# How do you form a polynomial function whose zeros, multiplicities and degrees are given: Zeros: -2, 2, 3; degree 3?

Nov 15, 2016

#### Answer:

Polynomial function is ${x}^{3} - 3 {x}^{2} - 4 x + 12$

#### Explanation:

A polynomial function whose zeros are $\alpha$, $\beta$, $\gamma$ and $\delta$ and multiplicities are $p$, $q$, $r$ and $s$ respectively is

${\left(x - \alpha\right)}^{p} {\left(x - \beta\right)}^{q} {\left(x - \gamma\right)}^{r} {\left(x - \delta\right)}^{s}$

It is apparent that the highest degree of such a polynomial would be $p + q + r + s$.

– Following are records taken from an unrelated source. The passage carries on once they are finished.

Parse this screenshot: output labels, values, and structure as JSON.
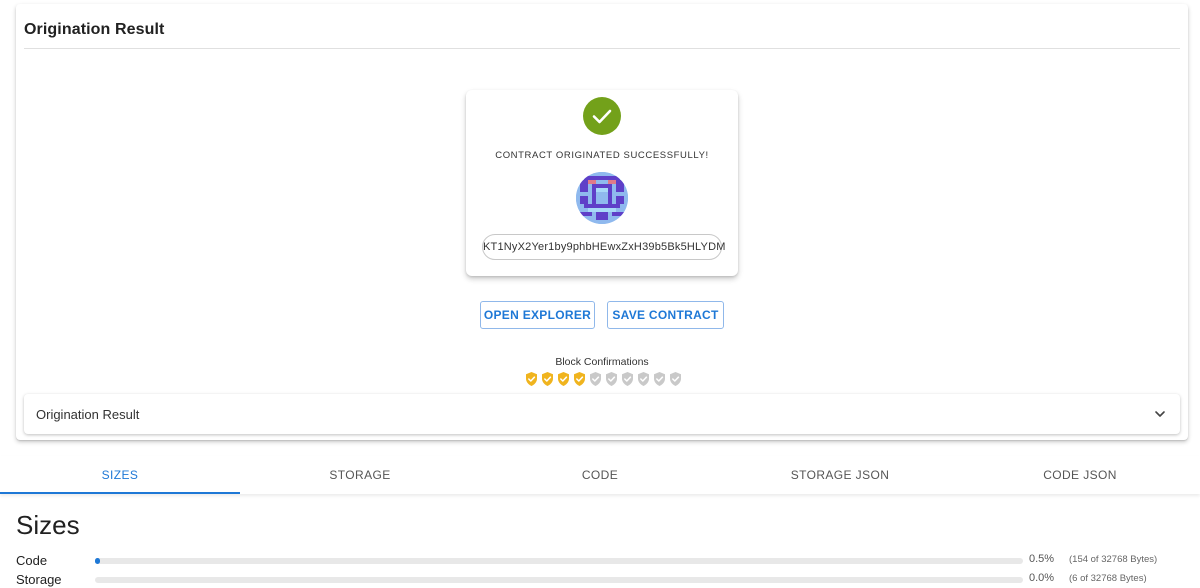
{
  "page_title": "Origination Result",
  "result_card": {
    "success_text": "CONTRACT ORIGINATED SUCCESSFULLY!",
    "contract_address": "KT1NyX2Yer1by9phbHEwxZxH39b5Bk5HLYDM"
  },
  "buttons": {
    "open_explorer": "OPEN EXPLORER",
    "save_contract": "SAVE CONTRACT"
  },
  "confirmations": {
    "label": "Block Confirmations",
    "confirmed": 4,
    "total": 10,
    "confirmed_color": "#f0b41e",
    "pending_color": "#c9c9c9"
  },
  "expansion": {
    "title": "Origination Result"
  },
  "tabs": [
    {
      "label": "SIZES",
      "active": true
    },
    {
      "label": "STORAGE",
      "active": false
    },
    {
      "label": "CODE",
      "active": false
    },
    {
      "label": "STORAGE JSON",
      "active": false
    },
    {
      "label": "CODE JSON",
      "active": false
    }
  ],
  "sizes": {
    "title": "Sizes",
    "rows": [
      {
        "label": "Code",
        "percent": "0.5%",
        "fraction": 0.005,
        "bytes": "(154 of 32768 Bytes)"
      },
      {
        "label": "Storage",
        "percent": "0.0%",
        "fraction": 0.0,
        "bytes": "(6 of 32768 Bytes)"
      }
    ]
  },
  "colors": {
    "accent": "#1e78d6",
    "success": "#73a11a"
  }
}
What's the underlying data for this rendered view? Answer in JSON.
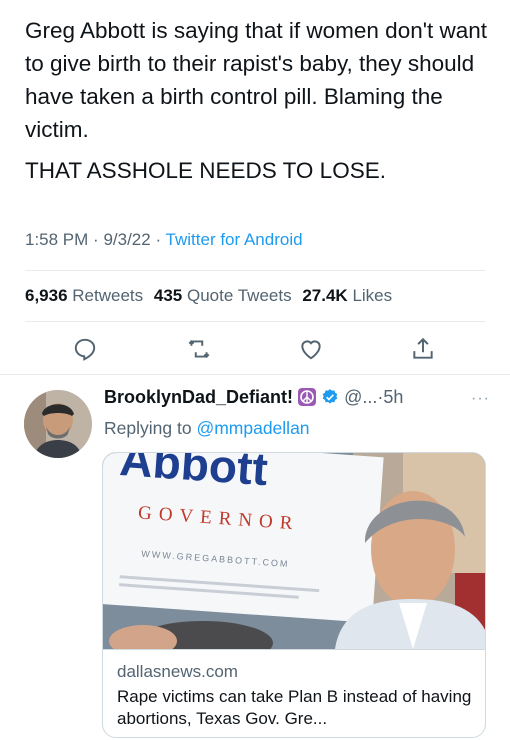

As zeros are $- 2$, $2$ and $3$ and degree is $3$, it is obvious that multiplicity of each zero is just $1$.

Hence polynomial is $\left(x - \left(- 2\right)\right) \left(x - 2\right) \left(x - 3\right)$

= $\left(x + 2\right) \left(x - 2\right) \left(x - 3\right)$

= $\left({x}^{2} - 4\right) \left(x - 3\right)$

= ${x}^{3} - 3 {x}^{2} - 4 x + 12$